Crime unit will "drop cases"

Bill Goodwin
The UK's High-Tech Crime Unit will drop cases against computer criminals rather than risk losing the trust of businesses by disclosing commercially confidential information in court.

The police unit is drawing up contracts that will give businesses guarantees that it will either withhold confidential information during court cases or abandon the prosecution.

The move is designed to encourage firms to overcome a deeply ingrained reluctance to report computer crimes to the police - a trend that has led to a paucity of accurate information on the extent of computer crime in the UK.

Under the new contracts, any information thought sensitive by a business will be wrapped up in a "sensitive schedule" of evidence during the investigation, detective chief superintendent Len Hynds, head of the High-Tech Crime Unit, revealed this week.

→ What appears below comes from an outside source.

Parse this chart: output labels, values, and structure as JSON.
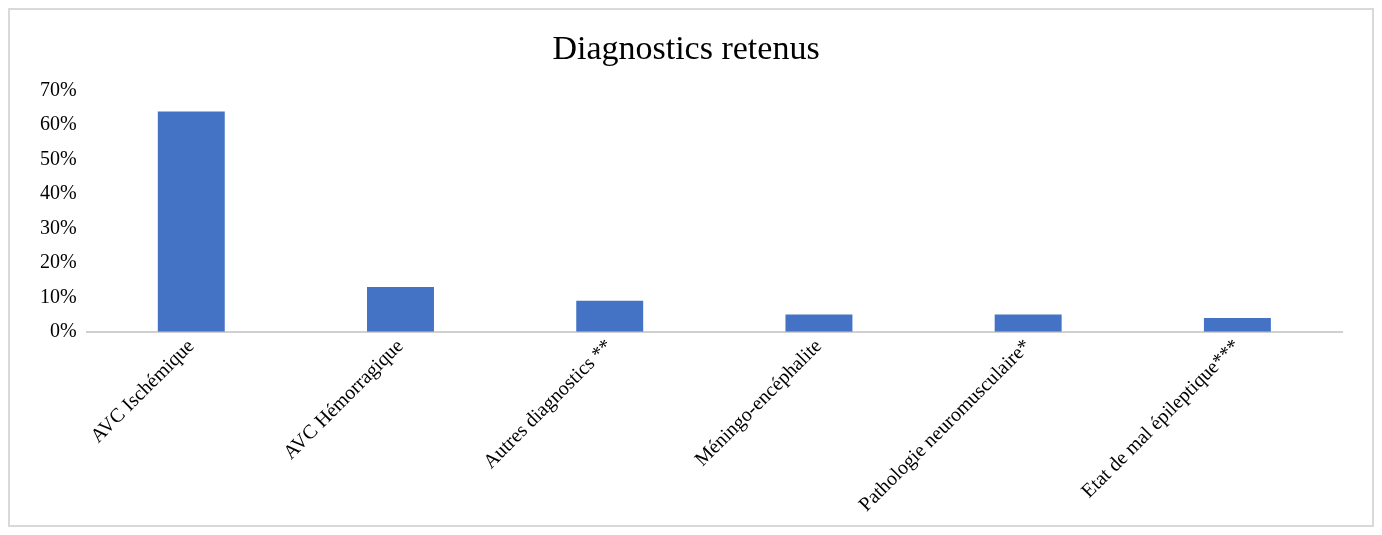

"At the time of the prosecution we will take the sensitive schedule to the judge. If we are successful, we can give companies an assurance that it will never be disclosed in court. If the judge rules it is not sensitive, we will negotiate with the Crown Prosecution Service and withdraw the prosecution," he said.

However, the contracts will make it clear that there may be circumstances where the police will be forced to divulge information to comply with human rights legislation, if, for example, there was a threat to life or the privacy of an individual.